Involvement of Intracellular or Extracellular Calcium in Activation of Tyrosine Hydroxylase Gene Expression in PC12 Cells

Abstract: The relationship between elevations in intracellular free Ca²⁺ concentration (Ca²⁺]_i) by different mechanisms and tyrosine hydroxylase (TH) gene expression was examined. Depolarization by an elevated K⁺ concentration triggered rapid and sustained increases in Ca²⁺]_i from a basal level of ～50 to 110–150 nM and three- to fourfold elevations in TH mRNA levels, requiring extracellular calcium but not inositol 1,4,5-trisphosphate (IP₃).

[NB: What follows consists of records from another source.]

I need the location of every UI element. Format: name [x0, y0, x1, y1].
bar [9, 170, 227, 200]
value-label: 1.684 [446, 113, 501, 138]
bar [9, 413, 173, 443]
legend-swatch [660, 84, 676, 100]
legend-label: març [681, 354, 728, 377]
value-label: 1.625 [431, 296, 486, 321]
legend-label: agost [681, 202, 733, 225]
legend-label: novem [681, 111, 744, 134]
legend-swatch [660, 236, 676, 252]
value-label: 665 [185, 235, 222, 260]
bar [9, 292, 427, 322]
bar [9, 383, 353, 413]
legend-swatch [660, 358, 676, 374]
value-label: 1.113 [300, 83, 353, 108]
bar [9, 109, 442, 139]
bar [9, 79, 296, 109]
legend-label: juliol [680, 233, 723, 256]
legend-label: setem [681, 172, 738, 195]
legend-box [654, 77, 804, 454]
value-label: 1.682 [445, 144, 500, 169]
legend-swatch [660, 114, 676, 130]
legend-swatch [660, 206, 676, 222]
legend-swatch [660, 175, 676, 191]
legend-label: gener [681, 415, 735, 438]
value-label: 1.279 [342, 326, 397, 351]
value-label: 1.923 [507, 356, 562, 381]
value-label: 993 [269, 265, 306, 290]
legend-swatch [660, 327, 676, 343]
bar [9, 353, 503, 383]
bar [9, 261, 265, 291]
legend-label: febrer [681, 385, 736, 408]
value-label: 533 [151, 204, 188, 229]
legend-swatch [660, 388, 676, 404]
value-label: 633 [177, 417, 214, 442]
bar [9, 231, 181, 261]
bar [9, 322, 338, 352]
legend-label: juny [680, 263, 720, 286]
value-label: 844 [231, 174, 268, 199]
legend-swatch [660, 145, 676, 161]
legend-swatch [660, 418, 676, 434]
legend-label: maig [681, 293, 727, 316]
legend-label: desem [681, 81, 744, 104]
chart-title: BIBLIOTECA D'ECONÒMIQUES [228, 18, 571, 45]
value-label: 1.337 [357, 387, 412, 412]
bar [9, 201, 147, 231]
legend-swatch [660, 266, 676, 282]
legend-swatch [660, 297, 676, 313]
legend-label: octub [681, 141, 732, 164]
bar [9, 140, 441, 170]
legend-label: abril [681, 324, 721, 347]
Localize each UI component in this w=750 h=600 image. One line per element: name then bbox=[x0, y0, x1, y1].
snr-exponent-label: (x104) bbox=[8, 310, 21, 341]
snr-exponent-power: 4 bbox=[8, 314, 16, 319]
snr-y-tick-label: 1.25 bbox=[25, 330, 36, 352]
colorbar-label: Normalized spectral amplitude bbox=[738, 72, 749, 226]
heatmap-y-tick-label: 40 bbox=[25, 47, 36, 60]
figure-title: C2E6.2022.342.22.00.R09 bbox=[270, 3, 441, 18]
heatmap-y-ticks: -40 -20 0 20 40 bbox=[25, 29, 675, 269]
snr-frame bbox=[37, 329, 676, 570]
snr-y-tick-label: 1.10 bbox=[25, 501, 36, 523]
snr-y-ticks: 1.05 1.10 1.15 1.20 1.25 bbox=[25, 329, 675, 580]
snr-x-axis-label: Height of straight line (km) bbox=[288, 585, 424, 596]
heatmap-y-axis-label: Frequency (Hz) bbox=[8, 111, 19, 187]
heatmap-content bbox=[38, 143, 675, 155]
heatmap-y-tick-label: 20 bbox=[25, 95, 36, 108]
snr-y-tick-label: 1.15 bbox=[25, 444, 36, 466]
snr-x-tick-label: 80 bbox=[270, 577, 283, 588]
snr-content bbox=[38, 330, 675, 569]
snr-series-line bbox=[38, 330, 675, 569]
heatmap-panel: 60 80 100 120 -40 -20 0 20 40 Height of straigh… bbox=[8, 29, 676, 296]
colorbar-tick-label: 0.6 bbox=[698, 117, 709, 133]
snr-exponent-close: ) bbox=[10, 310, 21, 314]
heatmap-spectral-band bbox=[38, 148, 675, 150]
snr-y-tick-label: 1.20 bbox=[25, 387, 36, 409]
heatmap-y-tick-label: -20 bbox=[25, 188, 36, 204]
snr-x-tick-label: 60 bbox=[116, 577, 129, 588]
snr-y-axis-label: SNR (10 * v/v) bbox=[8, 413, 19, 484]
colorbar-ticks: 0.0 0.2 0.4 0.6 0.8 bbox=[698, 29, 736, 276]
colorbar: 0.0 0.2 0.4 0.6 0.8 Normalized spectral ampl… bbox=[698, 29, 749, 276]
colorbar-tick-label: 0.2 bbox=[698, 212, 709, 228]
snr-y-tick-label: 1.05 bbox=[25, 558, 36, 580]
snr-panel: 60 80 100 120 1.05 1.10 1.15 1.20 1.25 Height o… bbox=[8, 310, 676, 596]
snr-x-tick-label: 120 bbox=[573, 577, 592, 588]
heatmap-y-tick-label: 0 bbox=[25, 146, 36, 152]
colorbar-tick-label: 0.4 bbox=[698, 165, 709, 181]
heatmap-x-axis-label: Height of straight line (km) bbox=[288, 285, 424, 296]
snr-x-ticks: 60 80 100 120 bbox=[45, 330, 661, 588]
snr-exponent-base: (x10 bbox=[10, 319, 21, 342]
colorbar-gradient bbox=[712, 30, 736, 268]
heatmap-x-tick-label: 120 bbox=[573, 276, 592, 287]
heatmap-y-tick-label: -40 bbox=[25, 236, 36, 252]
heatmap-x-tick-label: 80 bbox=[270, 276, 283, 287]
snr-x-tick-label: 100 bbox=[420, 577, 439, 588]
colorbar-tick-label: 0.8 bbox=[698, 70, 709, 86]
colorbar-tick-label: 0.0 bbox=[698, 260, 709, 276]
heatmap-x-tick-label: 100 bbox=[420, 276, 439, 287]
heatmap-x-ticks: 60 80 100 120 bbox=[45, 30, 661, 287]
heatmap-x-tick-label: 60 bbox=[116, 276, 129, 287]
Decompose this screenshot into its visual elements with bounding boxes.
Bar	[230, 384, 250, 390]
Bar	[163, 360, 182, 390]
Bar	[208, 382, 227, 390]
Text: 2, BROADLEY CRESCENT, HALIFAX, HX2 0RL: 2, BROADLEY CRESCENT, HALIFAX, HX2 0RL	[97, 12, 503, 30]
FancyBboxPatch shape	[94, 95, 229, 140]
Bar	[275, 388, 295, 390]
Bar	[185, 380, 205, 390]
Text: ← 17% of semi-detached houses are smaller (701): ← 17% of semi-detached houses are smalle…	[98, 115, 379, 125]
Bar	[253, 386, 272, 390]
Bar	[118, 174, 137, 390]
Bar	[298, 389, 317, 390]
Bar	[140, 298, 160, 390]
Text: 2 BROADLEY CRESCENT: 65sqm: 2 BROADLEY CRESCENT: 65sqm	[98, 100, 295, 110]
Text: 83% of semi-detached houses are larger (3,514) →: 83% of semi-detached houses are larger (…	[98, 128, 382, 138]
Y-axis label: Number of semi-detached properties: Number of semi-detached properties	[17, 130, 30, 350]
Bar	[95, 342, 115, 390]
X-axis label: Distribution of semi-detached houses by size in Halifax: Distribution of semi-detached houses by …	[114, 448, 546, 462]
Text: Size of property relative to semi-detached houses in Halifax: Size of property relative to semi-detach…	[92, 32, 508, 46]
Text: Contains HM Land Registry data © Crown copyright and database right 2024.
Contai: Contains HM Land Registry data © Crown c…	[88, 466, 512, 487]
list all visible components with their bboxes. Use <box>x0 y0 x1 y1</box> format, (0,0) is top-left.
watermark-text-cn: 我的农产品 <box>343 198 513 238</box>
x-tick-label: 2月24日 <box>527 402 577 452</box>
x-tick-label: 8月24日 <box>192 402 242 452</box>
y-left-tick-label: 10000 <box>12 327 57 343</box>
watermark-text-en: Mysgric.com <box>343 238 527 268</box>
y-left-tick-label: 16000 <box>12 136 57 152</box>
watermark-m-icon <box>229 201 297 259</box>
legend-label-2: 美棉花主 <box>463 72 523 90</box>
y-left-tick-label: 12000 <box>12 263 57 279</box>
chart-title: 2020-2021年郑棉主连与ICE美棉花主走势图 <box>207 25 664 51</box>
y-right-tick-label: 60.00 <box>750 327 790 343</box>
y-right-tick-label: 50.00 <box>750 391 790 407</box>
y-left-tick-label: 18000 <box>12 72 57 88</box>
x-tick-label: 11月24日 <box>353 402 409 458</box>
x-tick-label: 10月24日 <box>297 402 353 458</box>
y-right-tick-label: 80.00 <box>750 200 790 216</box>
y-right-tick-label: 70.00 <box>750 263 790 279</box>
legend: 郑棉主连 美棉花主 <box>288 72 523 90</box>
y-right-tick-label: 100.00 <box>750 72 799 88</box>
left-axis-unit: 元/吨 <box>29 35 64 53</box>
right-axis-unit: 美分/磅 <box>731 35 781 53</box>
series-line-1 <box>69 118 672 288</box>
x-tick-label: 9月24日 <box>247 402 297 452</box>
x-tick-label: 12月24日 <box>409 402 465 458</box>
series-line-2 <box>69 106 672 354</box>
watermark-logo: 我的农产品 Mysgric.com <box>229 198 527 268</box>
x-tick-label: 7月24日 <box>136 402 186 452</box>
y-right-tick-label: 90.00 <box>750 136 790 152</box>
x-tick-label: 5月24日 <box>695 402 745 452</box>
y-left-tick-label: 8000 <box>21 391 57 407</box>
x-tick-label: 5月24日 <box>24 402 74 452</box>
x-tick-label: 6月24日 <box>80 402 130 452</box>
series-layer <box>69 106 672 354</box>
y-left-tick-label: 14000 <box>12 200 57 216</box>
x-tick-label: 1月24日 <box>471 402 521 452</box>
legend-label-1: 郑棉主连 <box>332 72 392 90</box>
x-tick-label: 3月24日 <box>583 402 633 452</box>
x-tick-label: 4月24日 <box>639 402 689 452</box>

On the other hand, bradykinin or thapsigargin, both of which induce release of intracellular calcium stores via IP₃ or inhibition of Ca²⁺-ATPase, rapidly elevated Ca²⁺]_i to >200 nM and increased TH gene expression (three-to fivefold). Confocal imaging showed that the elevations in Ca²⁺]_i in each case occurred throughout the cyto- and nucleoplasm. The initial rise in Ca²⁺]_i due to either bradykinin or thapsigargin, which did not require extracellular calcium, was sufficient to initiate the events leading to increased TH expression. Consistent with this, the effects of bradykinin on TH expression were inhibited by 1,2-bis(2-aminophenoxy)ethane-N,N,N′,N′-tetraacetic acid or 3,4,5-trimethoxybenzoic acid 8-(diethylamino)-octyl ester which chelates or inhibits the release of intracellular calcium, respectively. Bradykinin required a rise in Ca²⁺]_i for <10 min, as opposed to 10–30 min for depolarization to increase TH mRNA levels. These results demonstrate that although each of these treatments increased TH gene expression by raising Ca²⁺]_i, there are important differences among them in terms of the magnitude of elevated Ca²⁺]_i, requirements for extracellular calcium or release of intracellular calcium stores, and duration of elevated Ca²⁺]_i, indicating the involvement of different calcium signaling pathways leading to regulation of TH gene expression.